MRCB announced the following agreements with DMIA (M):-
LTSB is the joint venture company to undertake the proposed double tracking of railway lines in Klang Valley while CASB has been identified as the joint venture company to undertake a mixed development project in Brickfields on a commercial land measuring 4.92 acres. PBSB in the joint venture company to undertake the Salak South mixed development project over 24.5 acres with a GDV of around RM2.1b. The two agreements are expected to be completed by 4Q15. (Source: Bursa Malaysia)

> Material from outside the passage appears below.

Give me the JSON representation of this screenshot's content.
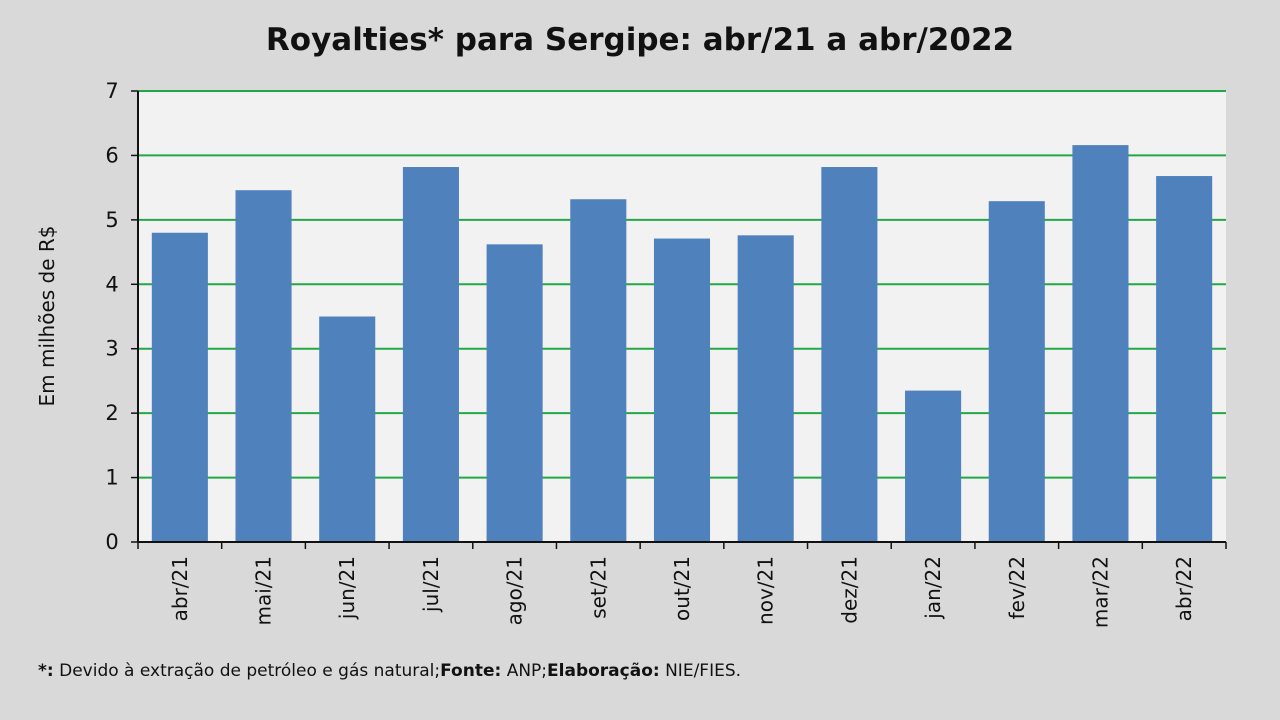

Comments: The net effects of the two agreements upon completion is full control of CASB by MRCB, and LTSB and PBSB by DMIA. The proposed disposal of the 70% interest in PBSB will entail giving up a potential share of GDV of RM1.4b in exchange for RM39.0m cash (an advance of RM15.0 m will also be recouped). Transfer of MRCB’s 100% interest in LTSB would also exclude MRCB from the Klang Valley Double Tracking project which has yet to be formally awarded and which may have a contract value of around RM500m. However, in return MRCB will increase its stake in the mixed development project to be undertaken by CASB within the vicinity of KL Sentral.
Pending the disclosure of the exact GDV of the CASB development, we do not expect the agreements to have a significant impact on our FY15E-17E forecasts for MRCB, RNAV-based TP of RM2.26 and BUY rating.